This lightly sweet cornbread is less crumbly than traditional versions, which makes it easier to slice. The jammy tomato sauce as accompaniment is fit for the season. A wonderful side dish to serve alongside grilled meat or summer salad.
Tomatoes are a rich source of lycopene, a carotenoid antioxidant shown to offer some protection against UV-induced skin photodamage and skin photoaging. Lycopene from cooked tomatoes is more easily absorbed than from fresh ones. Corn is a source of additional skin-benefitting carotenoid compounds, and is where its sunny colour comes from.
No buttermilk in the fridge? It’s possible to make a good substitute with regular milk. First, combine milk and lemon juice or white vinegar in a glass measuring cup or bowl. For every cup of milk, use 2 Tbsp (30 mL) of lemon juice or vinegar. After stirring, let sit for 10 minutes to thicken. Then, simply use as you would buttermilk in the recipe.
This recipe was originally published in the August 2025 issue of alive magazine.
Preheat oven to 350 F (180 C). Grease a 5 x 9 inch (13 x 23 cm) loaf pan. Line bottom of pan with parchment paper.

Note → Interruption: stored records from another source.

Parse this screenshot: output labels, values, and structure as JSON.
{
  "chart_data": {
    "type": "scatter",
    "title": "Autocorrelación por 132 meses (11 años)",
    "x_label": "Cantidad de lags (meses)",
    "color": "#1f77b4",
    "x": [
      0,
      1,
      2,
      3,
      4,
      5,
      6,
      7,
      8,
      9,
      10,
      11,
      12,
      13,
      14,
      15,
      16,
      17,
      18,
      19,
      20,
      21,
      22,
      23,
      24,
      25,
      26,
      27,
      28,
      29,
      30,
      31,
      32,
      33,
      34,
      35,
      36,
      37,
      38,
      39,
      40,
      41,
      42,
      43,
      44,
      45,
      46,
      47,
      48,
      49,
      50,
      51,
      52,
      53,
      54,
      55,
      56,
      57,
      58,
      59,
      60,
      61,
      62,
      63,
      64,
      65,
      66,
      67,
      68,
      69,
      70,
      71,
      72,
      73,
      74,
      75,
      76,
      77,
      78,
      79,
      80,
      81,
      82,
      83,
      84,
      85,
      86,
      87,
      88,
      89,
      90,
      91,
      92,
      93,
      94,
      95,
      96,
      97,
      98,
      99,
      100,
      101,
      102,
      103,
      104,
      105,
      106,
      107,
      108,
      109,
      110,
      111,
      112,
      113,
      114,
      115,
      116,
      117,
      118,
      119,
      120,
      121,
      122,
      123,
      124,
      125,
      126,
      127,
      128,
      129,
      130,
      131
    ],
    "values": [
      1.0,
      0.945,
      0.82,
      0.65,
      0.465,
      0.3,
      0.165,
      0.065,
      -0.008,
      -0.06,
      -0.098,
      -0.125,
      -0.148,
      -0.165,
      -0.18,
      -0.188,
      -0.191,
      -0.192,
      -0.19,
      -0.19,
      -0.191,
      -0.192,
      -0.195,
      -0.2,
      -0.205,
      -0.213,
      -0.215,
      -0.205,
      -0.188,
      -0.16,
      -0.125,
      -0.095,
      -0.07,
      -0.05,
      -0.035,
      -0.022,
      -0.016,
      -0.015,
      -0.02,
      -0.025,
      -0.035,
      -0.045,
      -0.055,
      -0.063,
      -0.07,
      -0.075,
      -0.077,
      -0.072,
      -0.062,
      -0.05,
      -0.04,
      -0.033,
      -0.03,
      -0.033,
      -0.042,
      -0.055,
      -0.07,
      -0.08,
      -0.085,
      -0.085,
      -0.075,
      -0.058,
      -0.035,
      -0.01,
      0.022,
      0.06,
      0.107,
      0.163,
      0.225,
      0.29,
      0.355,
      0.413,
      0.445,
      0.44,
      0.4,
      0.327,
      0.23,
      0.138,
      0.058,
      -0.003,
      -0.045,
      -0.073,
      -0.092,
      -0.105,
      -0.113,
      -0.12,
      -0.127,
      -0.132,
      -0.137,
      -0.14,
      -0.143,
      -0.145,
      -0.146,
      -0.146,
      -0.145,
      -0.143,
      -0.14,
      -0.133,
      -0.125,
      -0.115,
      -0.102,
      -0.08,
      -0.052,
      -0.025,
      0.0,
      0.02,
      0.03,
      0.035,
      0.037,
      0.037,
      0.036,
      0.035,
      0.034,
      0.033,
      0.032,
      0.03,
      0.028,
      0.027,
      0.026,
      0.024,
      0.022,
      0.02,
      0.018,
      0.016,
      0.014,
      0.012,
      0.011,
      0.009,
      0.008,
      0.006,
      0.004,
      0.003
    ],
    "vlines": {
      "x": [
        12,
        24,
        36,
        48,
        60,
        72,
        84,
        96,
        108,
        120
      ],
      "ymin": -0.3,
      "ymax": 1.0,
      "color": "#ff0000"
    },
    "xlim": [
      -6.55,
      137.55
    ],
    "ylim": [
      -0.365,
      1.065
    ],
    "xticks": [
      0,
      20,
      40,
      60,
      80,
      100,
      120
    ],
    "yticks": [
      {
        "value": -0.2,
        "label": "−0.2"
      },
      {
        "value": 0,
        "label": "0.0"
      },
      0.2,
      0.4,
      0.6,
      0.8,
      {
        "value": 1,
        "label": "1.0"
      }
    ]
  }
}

Place pan on baking sheet.
In large mixing bowl, whisk cornmeal, flour, sugar, baking powder, baking soda, and salt. In another bowl, whisk together eggs, olive oil, and thyme, then slowly whisk in buttermilk until combined. Add wet to dry ingredients and mix until just combined. Gently fold in corn. Transfer batter to prepared pan and level out top with spatula or wooden spoon.
Bake in preheated oven until wooden skewer or toothpick inserted in centre comes out nearly clean, about 45 to 50 minutes. Transfer to wire cooling rack. Cool 15 minutes. If necessary, loosen sides with butter knife, then carefully turn out loaf.
To prepare tomatoes, in large skillet, heat oil over medium. Add onion and heat until softened, about 5 minutes. Stir in garlic and heat 1 minute. Add tomatoes, salt, and red pepper flakes to skillet; heat until tomatoes are very soft and starting to break down. Stir in basil and heat 1 minute. Stir in balsamic vinegar.
Serve slices of warm cornbread with tomato sauce.